Community health centers serve one out of every 12 Americans, providing services to our low-income population. The centers will lose $3.6 billion without a funding renewal. This funding renewal for community centers is critical in order to protect all Americans.
It should be also noted that care at our community health centers makes better fiscal sense for all of us as taxpayers. Why? Rather than having those who rely on the centers get their health care needs met in the more costly emergency room setting, they are afforded quality care at a far less expensive price point in the centers. This is important because the ones that are least likely to receive this more cost effective care are the poor, disenfranchised or simply in unfortunate circumstances.
Viewing this problem strategically, I recognize that a viable answer is to connect those who need help with those who are professionally capable of offering it.
That’s why I have worked on an initiative that would establish a New Jersey Community Health Worker Program in the Department of Health that would help to link medically underserved communities with health care resources. As I noted in the proposal, “Community health workers are certified professionals who connect health care consumers with health care providers and resources, with the goal of facilitating access to health care in medically underserved communities and educating health care providers about the unique obstacles faced by members of that community when seeking access to health care.”
A portion of this proposal would standardize both training and certification for health care workers within the State Medicaid reimbursement programs. This program would help improve medical outcomes, lower health care costs (fewer emergency room visits) and reduce the embedded and disturbing inequities in our health care system.
About five percent of patients account for almost one-half of the nation’s health care spending, according to Jacqueline Belliveau, referring to a National Academy of Medicine report. It’s no surprise that researchers directly linked much of that five percent to emergency rooms.
The appeal to this legislation is its effectiveness. Boston’s Brigham and Women’s Hospital implemented a care coordination program with community health workers, resulting in an impressive fifteen percent drop in costs because of fewer emergency visits, according to Belliveau.
“Emergency department-based care coordination also resulted in 8 percent less inpatient direct costs at the large urban academic medical center, reported researchers from the Icahn School of Medicine at Mount Sinai, Brigham and Women’s Hospital and Harvard Medical School,” Belliveau notes.

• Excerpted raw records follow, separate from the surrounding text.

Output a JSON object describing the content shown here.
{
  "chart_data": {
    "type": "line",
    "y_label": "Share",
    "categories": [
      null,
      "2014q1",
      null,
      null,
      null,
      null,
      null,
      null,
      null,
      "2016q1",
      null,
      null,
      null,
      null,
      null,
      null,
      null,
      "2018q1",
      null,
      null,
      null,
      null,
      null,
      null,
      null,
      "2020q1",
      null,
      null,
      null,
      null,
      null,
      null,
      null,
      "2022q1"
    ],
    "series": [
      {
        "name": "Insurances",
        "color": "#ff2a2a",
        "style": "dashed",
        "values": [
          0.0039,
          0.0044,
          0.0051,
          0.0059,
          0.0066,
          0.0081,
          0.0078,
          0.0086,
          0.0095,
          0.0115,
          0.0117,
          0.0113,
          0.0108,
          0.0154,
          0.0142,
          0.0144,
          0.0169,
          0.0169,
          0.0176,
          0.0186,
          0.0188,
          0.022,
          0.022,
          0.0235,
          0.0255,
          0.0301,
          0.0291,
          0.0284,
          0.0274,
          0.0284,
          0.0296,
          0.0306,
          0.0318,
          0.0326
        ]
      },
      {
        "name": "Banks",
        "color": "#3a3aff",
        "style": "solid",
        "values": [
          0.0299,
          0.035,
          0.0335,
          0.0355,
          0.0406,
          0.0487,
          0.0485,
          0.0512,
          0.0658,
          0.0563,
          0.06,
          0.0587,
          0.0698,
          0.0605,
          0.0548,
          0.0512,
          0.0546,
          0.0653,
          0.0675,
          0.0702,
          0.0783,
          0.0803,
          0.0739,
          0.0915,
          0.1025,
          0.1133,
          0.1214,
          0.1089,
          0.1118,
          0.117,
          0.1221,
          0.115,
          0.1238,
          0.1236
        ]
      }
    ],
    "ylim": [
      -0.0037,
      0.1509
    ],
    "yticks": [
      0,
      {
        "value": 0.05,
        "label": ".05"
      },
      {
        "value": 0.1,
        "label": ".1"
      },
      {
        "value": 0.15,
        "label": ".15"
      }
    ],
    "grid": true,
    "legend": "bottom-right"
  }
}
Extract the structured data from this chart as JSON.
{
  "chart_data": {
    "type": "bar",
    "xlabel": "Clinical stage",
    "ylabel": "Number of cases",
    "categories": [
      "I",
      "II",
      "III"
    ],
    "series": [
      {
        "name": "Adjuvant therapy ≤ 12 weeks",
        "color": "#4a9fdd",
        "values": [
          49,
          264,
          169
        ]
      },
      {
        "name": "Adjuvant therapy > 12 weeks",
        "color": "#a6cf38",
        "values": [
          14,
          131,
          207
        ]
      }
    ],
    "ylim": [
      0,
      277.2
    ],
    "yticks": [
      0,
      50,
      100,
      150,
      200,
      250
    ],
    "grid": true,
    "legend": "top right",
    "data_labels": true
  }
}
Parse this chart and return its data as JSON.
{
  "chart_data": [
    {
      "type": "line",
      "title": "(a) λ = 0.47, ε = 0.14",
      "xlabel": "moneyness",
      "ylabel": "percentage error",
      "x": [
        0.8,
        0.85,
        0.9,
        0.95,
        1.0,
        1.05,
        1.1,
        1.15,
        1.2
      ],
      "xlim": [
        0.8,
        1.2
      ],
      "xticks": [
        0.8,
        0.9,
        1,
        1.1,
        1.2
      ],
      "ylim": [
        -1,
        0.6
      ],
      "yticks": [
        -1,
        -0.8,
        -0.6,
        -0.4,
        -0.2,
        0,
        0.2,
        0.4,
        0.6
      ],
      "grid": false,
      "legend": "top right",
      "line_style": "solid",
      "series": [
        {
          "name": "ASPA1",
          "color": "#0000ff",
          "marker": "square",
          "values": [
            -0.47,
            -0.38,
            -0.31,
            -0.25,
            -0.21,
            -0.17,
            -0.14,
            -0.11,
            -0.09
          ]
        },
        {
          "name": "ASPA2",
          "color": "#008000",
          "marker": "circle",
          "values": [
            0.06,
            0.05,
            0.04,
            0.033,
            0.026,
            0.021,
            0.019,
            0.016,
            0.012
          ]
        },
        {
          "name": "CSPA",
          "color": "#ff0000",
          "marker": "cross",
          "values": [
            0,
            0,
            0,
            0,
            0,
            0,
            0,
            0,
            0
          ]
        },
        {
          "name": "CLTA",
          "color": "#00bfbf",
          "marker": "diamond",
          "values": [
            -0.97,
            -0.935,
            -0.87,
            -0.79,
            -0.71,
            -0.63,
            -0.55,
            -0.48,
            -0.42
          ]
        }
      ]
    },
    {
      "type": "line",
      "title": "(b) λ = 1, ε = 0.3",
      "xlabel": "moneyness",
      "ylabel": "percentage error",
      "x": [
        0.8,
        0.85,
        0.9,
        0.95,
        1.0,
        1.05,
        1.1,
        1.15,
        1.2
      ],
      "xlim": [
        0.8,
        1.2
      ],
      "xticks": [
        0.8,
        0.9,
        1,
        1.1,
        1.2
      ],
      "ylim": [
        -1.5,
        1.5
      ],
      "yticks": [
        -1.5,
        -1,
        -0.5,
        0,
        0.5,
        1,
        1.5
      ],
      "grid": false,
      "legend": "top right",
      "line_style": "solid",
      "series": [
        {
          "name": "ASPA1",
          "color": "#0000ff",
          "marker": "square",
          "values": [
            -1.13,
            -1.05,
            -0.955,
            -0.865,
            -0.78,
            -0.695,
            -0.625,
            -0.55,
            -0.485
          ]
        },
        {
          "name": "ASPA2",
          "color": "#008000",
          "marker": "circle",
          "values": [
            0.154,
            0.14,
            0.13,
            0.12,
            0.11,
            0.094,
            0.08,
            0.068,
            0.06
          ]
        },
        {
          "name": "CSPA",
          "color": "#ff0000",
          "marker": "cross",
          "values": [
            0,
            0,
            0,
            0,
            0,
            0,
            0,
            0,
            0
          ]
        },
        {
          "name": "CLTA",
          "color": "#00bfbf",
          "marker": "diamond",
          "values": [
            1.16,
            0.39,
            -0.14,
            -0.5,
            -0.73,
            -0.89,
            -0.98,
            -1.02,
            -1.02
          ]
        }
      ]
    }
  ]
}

CHIP and community health centers are at the core of providing decent health care to everyone, which I believe should be a right in the greatest country in the world. We must ensure that these twin pillars receive our support because of the good they provide to our fellow citizens. Congress is currently looking at temporary fixes to both but we should demand that there be some permanency to their funding sources….you know like the corporate tax cuts they just made permanent. Priorities! That’s my take, what’s yours?